Using the PDF indexer
The Content Manager OnDemand PDF indexer is a program that you can use to extract index data from or generate index data about Adobe PDF files.
The index data can enhance your ability to store, retrieve, and view PDF documents with Content Manager OnDemand. The PDF indexer processes PDF input files. A PDF file is a distilled version of a PostScript file, adding structure and efficiency. A PDF file can be created by Acrobat Distiller or a special printer driver program called a PDFWriter. The PDF indexer supports PDF Version 1.9 and lower input and output files. See the documentation provided with Acrobat Distiller for more information about preparing input data for the Distiller.
The PDF indexer can logically divide reports into individual items, such as statements, policies, and bills. You can define up to 128 index fields for each item in a report.

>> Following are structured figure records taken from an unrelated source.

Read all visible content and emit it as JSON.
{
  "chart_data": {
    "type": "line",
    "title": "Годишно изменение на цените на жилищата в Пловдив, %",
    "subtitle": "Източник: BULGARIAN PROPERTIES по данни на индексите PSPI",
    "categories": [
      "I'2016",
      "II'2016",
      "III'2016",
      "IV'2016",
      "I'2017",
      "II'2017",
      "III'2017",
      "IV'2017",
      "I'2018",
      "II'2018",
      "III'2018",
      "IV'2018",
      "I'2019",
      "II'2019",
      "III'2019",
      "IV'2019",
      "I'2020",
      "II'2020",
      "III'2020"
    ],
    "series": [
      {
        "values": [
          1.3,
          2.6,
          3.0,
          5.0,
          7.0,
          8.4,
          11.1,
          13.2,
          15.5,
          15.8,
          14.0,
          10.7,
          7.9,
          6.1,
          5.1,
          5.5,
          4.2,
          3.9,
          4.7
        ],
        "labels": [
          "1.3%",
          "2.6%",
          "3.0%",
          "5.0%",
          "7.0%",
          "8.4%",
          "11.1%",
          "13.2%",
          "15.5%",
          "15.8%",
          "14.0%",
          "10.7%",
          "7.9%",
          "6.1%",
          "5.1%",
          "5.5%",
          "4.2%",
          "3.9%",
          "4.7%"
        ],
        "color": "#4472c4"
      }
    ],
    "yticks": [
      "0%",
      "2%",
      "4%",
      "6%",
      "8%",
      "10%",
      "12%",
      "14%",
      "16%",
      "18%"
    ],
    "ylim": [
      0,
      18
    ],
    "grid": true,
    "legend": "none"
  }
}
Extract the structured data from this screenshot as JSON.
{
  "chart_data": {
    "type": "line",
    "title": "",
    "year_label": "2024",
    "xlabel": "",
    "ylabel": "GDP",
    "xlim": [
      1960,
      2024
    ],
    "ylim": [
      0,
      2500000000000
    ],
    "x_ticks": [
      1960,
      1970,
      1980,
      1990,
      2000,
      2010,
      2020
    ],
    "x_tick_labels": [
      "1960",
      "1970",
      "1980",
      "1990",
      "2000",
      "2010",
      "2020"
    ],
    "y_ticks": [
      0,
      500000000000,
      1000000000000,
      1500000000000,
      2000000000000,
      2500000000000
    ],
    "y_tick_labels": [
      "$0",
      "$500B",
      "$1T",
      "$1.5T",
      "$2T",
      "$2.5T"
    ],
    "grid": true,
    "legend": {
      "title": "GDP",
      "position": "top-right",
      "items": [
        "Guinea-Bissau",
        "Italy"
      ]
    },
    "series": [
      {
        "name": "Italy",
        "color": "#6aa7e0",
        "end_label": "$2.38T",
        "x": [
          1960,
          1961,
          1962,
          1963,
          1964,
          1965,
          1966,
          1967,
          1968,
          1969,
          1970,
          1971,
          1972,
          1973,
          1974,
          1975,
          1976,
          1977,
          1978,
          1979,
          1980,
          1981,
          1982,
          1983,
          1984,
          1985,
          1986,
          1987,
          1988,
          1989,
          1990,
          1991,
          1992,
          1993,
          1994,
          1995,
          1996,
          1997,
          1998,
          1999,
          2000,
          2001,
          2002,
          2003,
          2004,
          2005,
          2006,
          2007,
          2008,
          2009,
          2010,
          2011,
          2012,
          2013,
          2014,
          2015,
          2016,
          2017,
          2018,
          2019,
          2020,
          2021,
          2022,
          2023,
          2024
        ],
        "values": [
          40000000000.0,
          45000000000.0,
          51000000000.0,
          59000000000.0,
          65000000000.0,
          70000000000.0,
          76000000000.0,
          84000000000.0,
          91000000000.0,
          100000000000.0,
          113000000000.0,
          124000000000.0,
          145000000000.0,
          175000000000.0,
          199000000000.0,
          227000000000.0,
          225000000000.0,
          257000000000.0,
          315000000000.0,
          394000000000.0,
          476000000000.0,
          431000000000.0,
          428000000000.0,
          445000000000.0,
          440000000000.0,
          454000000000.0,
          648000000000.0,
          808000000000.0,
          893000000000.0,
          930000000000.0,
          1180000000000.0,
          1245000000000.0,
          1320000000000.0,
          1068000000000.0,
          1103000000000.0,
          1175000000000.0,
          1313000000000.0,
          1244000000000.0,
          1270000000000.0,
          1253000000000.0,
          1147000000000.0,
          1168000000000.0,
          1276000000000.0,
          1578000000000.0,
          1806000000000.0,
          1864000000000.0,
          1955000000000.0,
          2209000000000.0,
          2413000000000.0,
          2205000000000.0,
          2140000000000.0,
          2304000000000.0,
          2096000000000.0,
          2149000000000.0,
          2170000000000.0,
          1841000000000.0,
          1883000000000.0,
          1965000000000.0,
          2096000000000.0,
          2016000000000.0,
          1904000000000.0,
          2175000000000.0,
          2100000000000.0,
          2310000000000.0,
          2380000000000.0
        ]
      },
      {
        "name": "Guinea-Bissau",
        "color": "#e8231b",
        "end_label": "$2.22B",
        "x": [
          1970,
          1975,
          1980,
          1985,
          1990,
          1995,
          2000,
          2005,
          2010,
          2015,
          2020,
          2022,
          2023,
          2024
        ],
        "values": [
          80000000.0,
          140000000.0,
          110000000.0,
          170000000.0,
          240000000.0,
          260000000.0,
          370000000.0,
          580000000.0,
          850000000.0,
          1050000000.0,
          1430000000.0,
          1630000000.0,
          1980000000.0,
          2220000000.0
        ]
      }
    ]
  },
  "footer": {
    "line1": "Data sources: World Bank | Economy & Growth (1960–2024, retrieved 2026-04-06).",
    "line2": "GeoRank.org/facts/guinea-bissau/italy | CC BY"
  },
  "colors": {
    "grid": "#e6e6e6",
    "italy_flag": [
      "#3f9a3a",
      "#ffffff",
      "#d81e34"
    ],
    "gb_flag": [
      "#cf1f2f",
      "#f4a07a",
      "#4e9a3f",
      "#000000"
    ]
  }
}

The PDF indexer uses a coordinate system to locate the text strings that determine the beginning of a group and the index values. The coordinate system uses x and y pairs imposed on a page. For each text string, you identify its upper left and lower right position on the page. The upper left corner and lower right corner form a string box. The string box is the smallest rectangle that completely encloses the text string. The origin is in the upper left hand corner of the page. The x coordinate increases to the right and y increases down the page. You also identify the page on which the text string appears. Content Manager OnDemand provides the Report Wizard in the Administrator to help you create indexing parameters for the IBM Content Manager OnDemand PDF Indexer for Multiplatforms. Also provides the ARSPDUMP program to help you identify the locations of text strings on the page.
The IBM Content Manager OnDemand for Multiplatforms: Administration Guide provides details about the Report Wizard and gives examples of how to use the Report Wizard to process line data input files. Using the Report Wizard to process PDF input files is similar to processing line data input files.
The Content Manager OnDemand Indexing Reference provides details about the PDF Indexer and shows examples about how to use it to process PDF input files.